Ahí donde se cruzan el terror y la crónica periodística encuentra un espacio la literatura de Mariana Enríquez.

Su última novela, Nuestra parte de noche, publicada en 2019, narra muchas vidas. Por un lado, es la historia de un médium y de su hijo Gaspar, destinado a perpetrar el poder del padre en su cuerpo. Detrás está la Orden, una secta liderada por familias terratenientes, dueñas de plantaciones de yerba mate en el norte argentino. En contacto con la “Oscuridad” -un ente ultraterreno- buscan la vida eterna.

Por otro lado, la novela es el choque entre distintos marcos históricos, donde el terror deja de ser lo extraño y sobrenatural: la Londres de los años 60, el temor al sida y el despertar sexual, la explotación en los campos del noreste argentino, la última dictadura militar y, luego, el pasaje a la democracia. Es también el espacio donde Enríquez se lee y reescribe: entramos nuevamente en “La casa de Adela”, de su libro de cuentos Las cosas que perdimos en el fuego (2016), y entendemos su final.

“Creo que perdemos la inmortalidad porque la resistencia a la muerte no ha evolucionado; sus perfeccionamientos insisten en la primera idea, rudimentaria: retener vivo todo el cuerpo”. La novela arranca con un epígrafe de La invención de Morel de Adolfo Bioy Casares. No es casual porque en ambas obras aparece la pregunta sobre la inmortalidad.

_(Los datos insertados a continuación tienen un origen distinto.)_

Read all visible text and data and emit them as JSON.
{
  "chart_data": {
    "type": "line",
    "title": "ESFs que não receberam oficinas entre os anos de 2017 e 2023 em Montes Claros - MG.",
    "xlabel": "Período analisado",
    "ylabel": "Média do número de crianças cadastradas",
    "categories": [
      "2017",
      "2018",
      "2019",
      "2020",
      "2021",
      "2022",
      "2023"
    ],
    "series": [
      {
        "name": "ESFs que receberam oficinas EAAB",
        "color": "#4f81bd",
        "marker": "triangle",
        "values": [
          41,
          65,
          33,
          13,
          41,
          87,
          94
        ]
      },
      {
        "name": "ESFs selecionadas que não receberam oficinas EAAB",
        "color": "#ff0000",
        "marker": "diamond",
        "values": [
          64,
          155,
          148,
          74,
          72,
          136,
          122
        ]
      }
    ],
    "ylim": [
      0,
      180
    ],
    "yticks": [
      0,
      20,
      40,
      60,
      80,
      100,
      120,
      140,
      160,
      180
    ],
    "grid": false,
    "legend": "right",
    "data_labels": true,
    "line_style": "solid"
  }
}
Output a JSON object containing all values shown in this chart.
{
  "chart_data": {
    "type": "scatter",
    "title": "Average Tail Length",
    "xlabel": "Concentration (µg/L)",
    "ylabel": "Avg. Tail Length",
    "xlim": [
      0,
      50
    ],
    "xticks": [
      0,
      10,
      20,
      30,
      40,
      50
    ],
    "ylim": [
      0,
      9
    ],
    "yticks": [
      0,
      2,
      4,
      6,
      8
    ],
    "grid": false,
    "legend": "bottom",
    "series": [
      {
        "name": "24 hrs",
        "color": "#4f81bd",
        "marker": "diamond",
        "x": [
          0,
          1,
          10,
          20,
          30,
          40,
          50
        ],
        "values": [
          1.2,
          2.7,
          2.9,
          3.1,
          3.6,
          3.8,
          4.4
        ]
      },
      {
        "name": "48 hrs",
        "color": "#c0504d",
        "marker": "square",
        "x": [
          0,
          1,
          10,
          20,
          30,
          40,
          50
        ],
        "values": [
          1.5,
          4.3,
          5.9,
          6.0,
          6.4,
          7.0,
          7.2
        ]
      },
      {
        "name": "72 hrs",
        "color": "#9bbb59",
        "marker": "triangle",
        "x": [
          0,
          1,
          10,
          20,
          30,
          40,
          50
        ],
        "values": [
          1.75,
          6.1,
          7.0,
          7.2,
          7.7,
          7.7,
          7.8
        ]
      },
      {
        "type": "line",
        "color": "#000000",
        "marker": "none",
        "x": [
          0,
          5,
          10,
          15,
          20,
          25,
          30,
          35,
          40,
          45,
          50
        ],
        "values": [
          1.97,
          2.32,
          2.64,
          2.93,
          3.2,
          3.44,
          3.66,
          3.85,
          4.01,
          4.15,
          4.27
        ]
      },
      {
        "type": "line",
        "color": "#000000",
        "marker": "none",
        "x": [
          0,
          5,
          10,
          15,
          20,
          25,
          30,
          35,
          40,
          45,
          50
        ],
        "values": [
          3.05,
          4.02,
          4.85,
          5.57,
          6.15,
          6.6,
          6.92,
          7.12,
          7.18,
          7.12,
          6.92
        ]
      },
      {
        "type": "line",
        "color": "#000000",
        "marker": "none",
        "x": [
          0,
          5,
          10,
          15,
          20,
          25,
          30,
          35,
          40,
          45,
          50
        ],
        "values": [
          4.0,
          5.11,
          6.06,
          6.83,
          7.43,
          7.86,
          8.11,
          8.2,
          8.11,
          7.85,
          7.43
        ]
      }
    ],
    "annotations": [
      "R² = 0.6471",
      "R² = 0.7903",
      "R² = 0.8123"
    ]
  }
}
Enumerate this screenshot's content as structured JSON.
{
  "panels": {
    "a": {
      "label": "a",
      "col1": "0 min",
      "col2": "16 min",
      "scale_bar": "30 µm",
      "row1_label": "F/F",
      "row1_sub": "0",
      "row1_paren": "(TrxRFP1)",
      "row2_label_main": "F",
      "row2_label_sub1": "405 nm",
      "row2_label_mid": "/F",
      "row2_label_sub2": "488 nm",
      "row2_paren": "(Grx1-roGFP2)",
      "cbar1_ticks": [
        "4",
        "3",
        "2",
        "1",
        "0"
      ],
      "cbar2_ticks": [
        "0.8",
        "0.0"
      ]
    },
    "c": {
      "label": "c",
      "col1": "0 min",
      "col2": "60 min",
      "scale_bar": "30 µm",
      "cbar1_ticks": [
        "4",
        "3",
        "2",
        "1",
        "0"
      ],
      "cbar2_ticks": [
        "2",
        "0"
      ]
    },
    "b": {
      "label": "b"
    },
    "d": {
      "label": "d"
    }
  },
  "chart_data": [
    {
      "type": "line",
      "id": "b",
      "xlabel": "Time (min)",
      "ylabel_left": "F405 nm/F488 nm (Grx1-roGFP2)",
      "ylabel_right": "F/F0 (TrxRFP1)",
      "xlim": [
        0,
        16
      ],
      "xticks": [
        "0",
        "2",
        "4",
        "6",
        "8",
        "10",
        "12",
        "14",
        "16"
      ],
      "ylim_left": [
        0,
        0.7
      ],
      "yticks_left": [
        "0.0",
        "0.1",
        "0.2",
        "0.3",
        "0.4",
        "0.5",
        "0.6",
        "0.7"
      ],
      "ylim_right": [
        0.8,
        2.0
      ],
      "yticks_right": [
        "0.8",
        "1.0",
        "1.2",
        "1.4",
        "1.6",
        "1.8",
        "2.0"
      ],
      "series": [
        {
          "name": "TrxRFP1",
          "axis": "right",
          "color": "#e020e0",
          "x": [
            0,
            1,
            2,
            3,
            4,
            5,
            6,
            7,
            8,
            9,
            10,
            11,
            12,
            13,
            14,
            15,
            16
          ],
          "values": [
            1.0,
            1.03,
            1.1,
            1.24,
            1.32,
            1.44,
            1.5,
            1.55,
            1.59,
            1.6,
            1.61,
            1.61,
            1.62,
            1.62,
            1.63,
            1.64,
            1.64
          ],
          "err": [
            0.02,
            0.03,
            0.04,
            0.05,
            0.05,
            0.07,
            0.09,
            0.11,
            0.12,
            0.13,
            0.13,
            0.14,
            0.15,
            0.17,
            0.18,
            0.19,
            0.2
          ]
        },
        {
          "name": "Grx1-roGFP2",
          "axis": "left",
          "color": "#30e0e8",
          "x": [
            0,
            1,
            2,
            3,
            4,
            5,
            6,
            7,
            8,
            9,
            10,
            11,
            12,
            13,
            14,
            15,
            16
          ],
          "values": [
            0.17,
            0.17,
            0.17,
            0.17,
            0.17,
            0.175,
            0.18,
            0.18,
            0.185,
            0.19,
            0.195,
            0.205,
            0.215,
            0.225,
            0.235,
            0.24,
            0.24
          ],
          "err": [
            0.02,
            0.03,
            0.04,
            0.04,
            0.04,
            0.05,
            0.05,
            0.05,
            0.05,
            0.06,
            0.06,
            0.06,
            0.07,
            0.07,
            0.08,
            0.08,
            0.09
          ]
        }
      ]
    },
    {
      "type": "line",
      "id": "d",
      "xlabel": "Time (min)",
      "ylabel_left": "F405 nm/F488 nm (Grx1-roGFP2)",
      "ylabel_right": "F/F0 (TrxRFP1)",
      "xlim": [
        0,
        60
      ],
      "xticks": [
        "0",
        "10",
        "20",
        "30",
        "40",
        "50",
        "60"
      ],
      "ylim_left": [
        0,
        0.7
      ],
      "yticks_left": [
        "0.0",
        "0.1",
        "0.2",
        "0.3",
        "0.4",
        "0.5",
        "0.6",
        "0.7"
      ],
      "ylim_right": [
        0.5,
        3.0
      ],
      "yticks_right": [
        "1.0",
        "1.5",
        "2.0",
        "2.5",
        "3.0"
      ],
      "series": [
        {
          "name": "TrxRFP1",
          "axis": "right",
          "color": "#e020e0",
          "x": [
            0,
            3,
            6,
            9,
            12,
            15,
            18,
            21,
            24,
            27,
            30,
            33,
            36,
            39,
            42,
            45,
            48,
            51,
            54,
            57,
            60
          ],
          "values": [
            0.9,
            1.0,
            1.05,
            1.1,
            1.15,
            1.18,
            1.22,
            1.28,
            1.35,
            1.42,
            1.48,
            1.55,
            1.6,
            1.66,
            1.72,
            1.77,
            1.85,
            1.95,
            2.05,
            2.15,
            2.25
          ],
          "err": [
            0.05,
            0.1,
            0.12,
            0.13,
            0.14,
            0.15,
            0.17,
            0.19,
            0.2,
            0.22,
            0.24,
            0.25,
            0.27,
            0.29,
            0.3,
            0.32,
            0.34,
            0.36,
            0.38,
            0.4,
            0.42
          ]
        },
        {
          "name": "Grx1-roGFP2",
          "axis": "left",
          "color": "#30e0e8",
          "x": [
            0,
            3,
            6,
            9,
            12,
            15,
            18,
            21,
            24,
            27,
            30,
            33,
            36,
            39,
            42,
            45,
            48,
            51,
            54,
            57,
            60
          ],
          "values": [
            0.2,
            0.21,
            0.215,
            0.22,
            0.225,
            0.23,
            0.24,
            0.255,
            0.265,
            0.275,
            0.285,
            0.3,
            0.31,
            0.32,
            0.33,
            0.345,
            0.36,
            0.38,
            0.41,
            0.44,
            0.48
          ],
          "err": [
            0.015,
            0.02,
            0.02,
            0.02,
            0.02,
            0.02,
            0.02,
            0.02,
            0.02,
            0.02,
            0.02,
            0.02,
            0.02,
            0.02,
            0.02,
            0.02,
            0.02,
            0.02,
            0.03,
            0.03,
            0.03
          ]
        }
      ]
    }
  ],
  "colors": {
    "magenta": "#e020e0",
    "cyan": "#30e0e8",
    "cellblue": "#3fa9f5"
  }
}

En el mundo inventado por Bioy, un científico crea una máquina para convertir el cuerpo, la vida, en proyección. El precio es la pérdida de la conciencia pero eso termina sin importarle al protagonista de La invención de Morel: “La eternidad rotativa puede parecer atroz al espectador; es satisfactoria para sus individuos. Libres de malas noticias y de enfermedades, viven siempre como si fuera la primera vez”.

En la ficción de Enríquez, el precio de esa inmortalidad es la perversión de los cuerpos, no solo de un padre y un hijo, sino también de campesinos, usados en rituales y desechados en fosas comunes. No existe “primera vez” porque los hijos son continuidad de los padres.

La escritora sostiene en una entrevista a Página 12: “Esta es una novela sobre la herencia y la dificultad de cortar los lazos de sangre. Eso te lleva a pensar la herencia política”. El terror está en la familia y en la casa.

Los protagonistas de Mariana Enríquez no buscan la eternidad: buscan tener su parte en la noche.